Here’s how the one-click survey will look if you’re creating it with YesInsights
And here’s how the analytic results will look:
If you find that a high percentage of your customers are saying that they would be “very disappointed” without your product, there is a great chance you can build sustainable, scalable customer acquisition growth on this “must have” product.
Conversely, if a good chunk of your customers are saying that they won’t be disappointed, then you might want to think about how you can improve your product. This is a good sign that you should prioritize improving your product over pouring more money in acquisition without knowing what your customers want.
Net Promoter Score (NPS)
Using NPS is another great way to measure product market fit. The standard NPS question is, “How likely are you to recommend Product XYZ to a friend?” I went into further detail in this post, “How To Leverage NPS To Drive More Sustainable User Growth and Retention” on how you can leverage your NPS to build a better growth strategy and overall product map.
The NPS will help you determine how much your customer loves you. And you’re in good shape if they love you so much that they will be willing to recommend your product to their friends 🙂
How many responses do I need for an accurate measure?
When it comes to measuring results, the more the better! But in general, you shouldn’t need any more than 50 responses to determine if people love your product or not.
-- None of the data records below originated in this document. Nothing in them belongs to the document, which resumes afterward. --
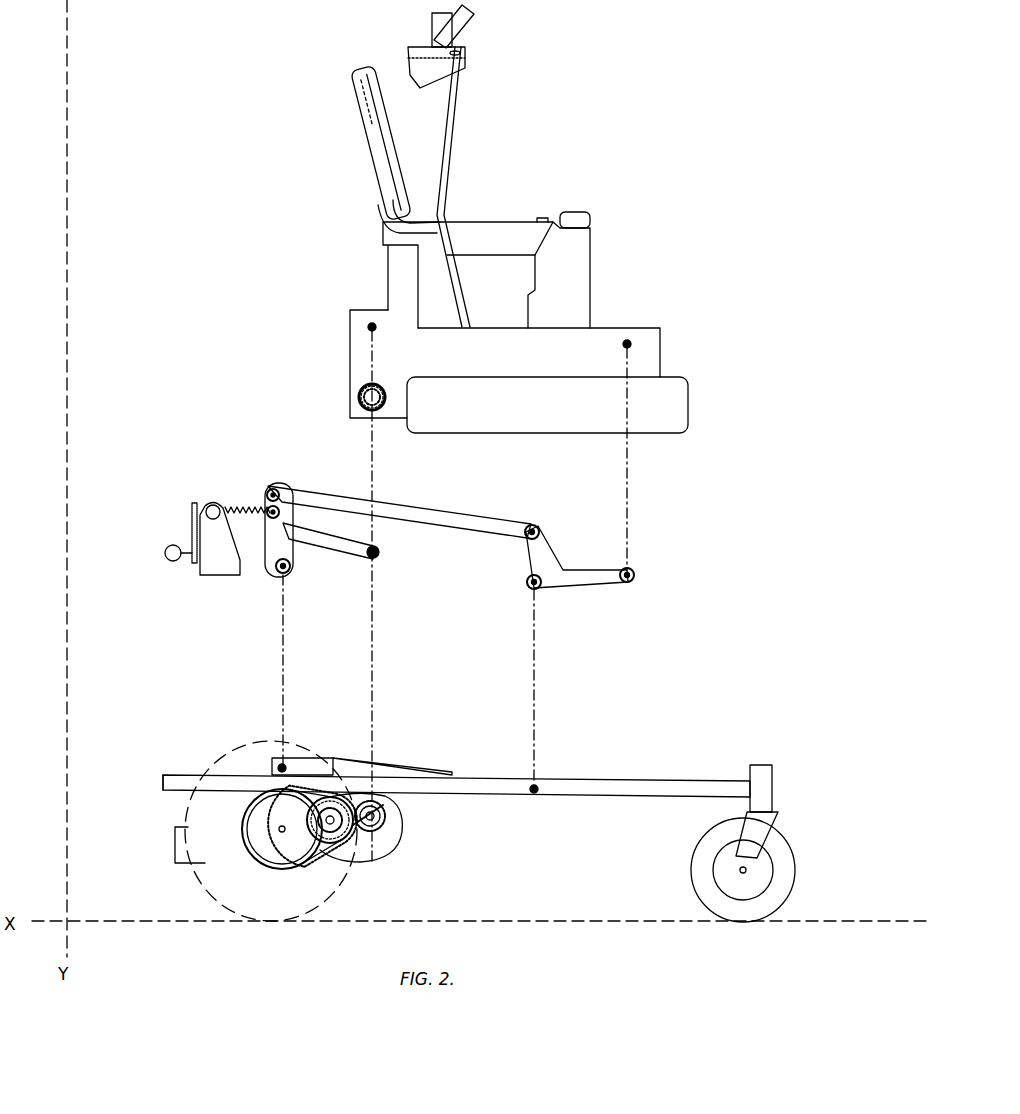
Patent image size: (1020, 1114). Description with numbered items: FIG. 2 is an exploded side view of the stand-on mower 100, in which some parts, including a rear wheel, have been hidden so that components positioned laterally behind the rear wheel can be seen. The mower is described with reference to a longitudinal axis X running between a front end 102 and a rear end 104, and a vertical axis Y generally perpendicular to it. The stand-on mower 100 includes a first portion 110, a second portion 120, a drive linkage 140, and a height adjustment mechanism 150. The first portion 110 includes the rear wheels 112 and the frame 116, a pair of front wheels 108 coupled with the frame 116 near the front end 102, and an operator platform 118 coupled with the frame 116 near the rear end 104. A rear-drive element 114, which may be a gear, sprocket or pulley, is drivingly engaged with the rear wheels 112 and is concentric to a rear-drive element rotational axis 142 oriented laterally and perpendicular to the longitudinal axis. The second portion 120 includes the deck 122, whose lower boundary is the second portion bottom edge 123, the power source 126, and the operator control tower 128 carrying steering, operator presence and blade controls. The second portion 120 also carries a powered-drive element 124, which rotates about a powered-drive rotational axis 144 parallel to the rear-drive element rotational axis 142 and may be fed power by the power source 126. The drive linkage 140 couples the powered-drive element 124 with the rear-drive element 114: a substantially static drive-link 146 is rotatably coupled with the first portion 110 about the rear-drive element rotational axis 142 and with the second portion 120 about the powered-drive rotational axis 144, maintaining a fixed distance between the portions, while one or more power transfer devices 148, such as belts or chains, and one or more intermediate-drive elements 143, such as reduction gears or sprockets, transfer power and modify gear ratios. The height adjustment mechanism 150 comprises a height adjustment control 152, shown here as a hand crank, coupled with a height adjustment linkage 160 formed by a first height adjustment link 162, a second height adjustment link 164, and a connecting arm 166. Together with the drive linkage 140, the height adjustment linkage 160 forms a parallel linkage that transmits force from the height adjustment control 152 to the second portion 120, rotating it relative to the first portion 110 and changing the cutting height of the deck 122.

The stand-on mower 100 is at (203, 100).
The front end 102 is at (773, 793).
The rear end 104 is at (165, 781).
The front wheels 108 is at (745, 903).
The first portion 110 is at (258, 712).
The rear wheels 112 is at (240, 886).
The rear-drive element 114 is at (288, 853).
The frame 116 is at (622, 793).
The operator platform 118 is at (179, 862).
The second portion 120 is at (583, 109).
The deck 122 is at (668, 398).
The second portion bottom edge 123 is at (688, 425).
The powered-drive element 124 is at (360, 402).
The power source 126 is at (588, 269).
The operator control tower 128 is at (349, 138).
The drive linkage 140 is at (407, 838).
The rear-drive element rotational axis 142 is at (284, 828).
The intermediate-drive element 143 is at (378, 843).
The powered-drive rotational axis 144 is at (384, 810).
The drive-link 146 is at (347, 823).
The power transfer devices 148 is at (310, 848).
The height adjustment mechanism 150 is at (266, 450).
The height adjustment control 152 is at (210, 570).
The height adjustment linkage 160 is at (461, 498).
The first height adjustment link 162 is at (283, 543).
The second height adjustment link 164 is at (550, 577).
The connecting arm 166 is at (457, 524).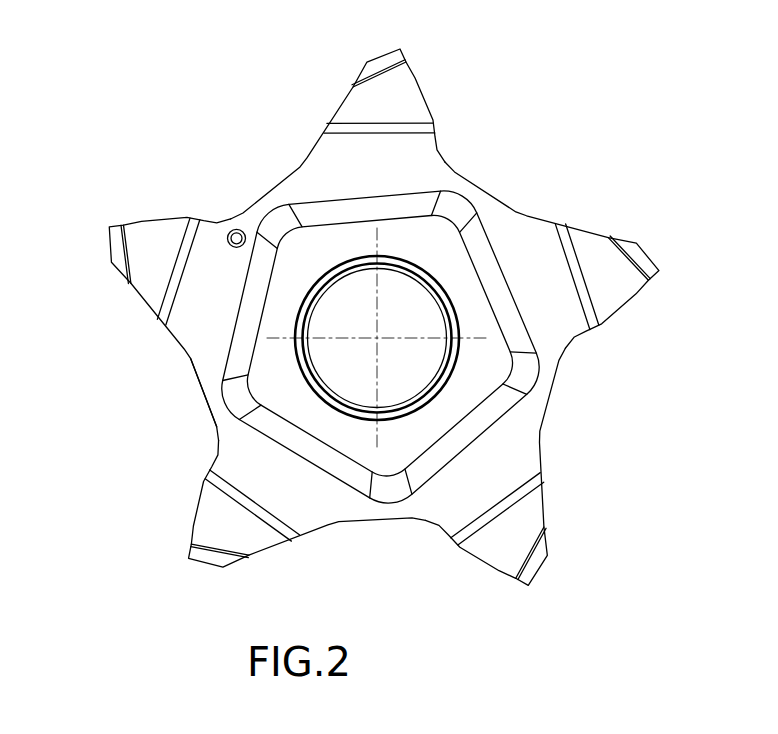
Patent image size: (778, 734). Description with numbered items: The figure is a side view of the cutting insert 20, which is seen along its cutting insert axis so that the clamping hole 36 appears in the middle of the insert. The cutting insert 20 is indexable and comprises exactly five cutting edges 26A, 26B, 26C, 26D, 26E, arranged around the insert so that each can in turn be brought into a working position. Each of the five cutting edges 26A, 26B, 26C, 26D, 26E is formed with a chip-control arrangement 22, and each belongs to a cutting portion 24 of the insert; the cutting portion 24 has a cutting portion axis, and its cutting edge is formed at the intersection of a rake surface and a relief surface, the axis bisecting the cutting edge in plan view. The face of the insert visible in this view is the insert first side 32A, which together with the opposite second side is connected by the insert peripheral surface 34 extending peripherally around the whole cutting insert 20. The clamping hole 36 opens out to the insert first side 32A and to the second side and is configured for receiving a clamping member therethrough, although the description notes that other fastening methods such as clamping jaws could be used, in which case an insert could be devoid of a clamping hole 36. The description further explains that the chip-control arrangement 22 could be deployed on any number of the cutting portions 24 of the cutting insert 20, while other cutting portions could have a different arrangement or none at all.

The cutting insert 20 is at (395, 340).
The chip-control arrangement 22 is at (420, 64).
The cutting portion 24 is at (448, 97).
The cutting edge 26A is at (104, 230).
The cutting edge 26B is at (190, 552).
The cutting edge 26C is at (530, 584).
The cutting edge 26D is at (665, 282).
The cutting edge 26E is at (402, 48).
The insert first side 32A is at (528, 237).
The insert peripheral surface 34 is at (200, 386).
The clamping hole 36 is at (455, 378).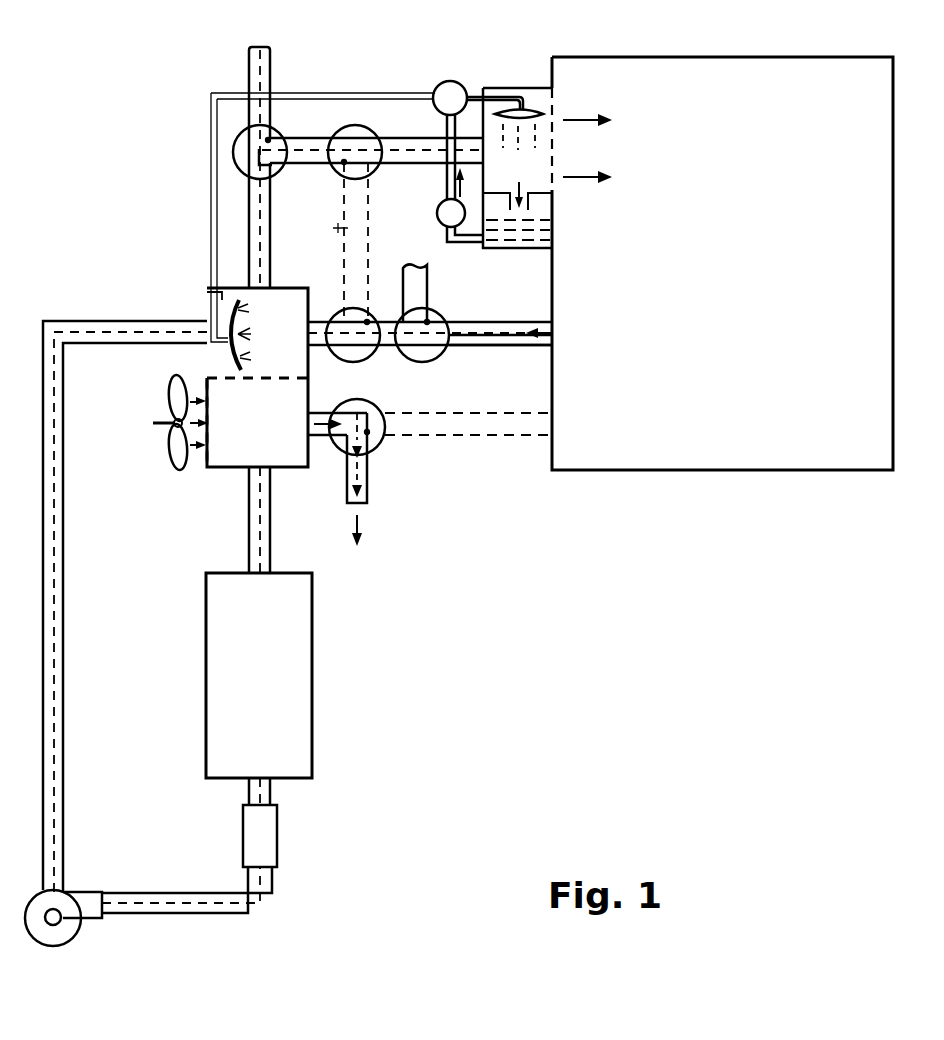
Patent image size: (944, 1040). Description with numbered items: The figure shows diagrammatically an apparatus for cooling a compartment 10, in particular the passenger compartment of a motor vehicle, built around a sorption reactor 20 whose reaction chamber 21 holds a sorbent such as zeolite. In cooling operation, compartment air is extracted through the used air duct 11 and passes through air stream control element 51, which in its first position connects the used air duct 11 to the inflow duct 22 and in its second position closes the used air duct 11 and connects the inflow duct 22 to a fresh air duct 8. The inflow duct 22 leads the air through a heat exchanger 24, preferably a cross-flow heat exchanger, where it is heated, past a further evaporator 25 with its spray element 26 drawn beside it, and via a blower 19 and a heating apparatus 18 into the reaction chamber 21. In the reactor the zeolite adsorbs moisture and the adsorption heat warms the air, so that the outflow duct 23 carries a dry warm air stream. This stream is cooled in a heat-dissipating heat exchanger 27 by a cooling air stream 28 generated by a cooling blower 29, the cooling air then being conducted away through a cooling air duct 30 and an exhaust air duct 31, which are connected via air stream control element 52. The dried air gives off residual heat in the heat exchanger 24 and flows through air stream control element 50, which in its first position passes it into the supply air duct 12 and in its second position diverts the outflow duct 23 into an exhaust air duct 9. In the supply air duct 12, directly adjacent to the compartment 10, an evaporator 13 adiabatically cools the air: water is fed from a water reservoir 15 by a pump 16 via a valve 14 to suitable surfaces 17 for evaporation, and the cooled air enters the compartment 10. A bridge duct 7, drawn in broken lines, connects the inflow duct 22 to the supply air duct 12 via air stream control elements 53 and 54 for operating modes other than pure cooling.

You don’t need a ton of responses to start getting insights seeing clear patterns in the responses.
Another thing you can do is by sending everyone that answers the question to a custom landing page where they can leave additional comments.
For YesInsights, once someone answers a survey, we would send them to an additional comment landing page that’s built within our survey system to learn more about their thoughts and why they chose that response. Our customer Piktochart gets 25% additional comment responses from the post survey landing page. It looks like this:
The additional responses along with the product market fit question should help you figure out what your real customers are thinking about your product.
Who should I send this survey question to?
Let’s say you have a huge database of sign ups. You might be thinking that it’s best to send this survey question to everyone on the list without segmenting it. Of course, you can test it in many different ways. But I recommend that you only send it to a certain segment of people for an accurate measurement.
There are many ways you can segment your list to send this to, but here are a few options:
- Beta testers – Let’s say you’re launching a new feature or a new course. Survey the ones that signed up for your beta phase to see how they feel about the product. Maybe there’s a lot of bugs? Maybe the feature/product isn’t as good as the previous one.
- People who have used your app at least 5x – These are people who already have been onboarded and hopefully already know how to use your product. So these are the customers that you want to ask.
- People who have used more than one feature – If they came back to test out another feature, chances are that they have found a use for your product, so this is a good segment as well.
A product market fit survey is already important, but becomes even more important as your product grows! It will be crucial to understanding what your users really think about your product and how you can create a better product roadmap to delight your customers. Listening to their feedbacks and talking to your customers is the number one key to success in any business.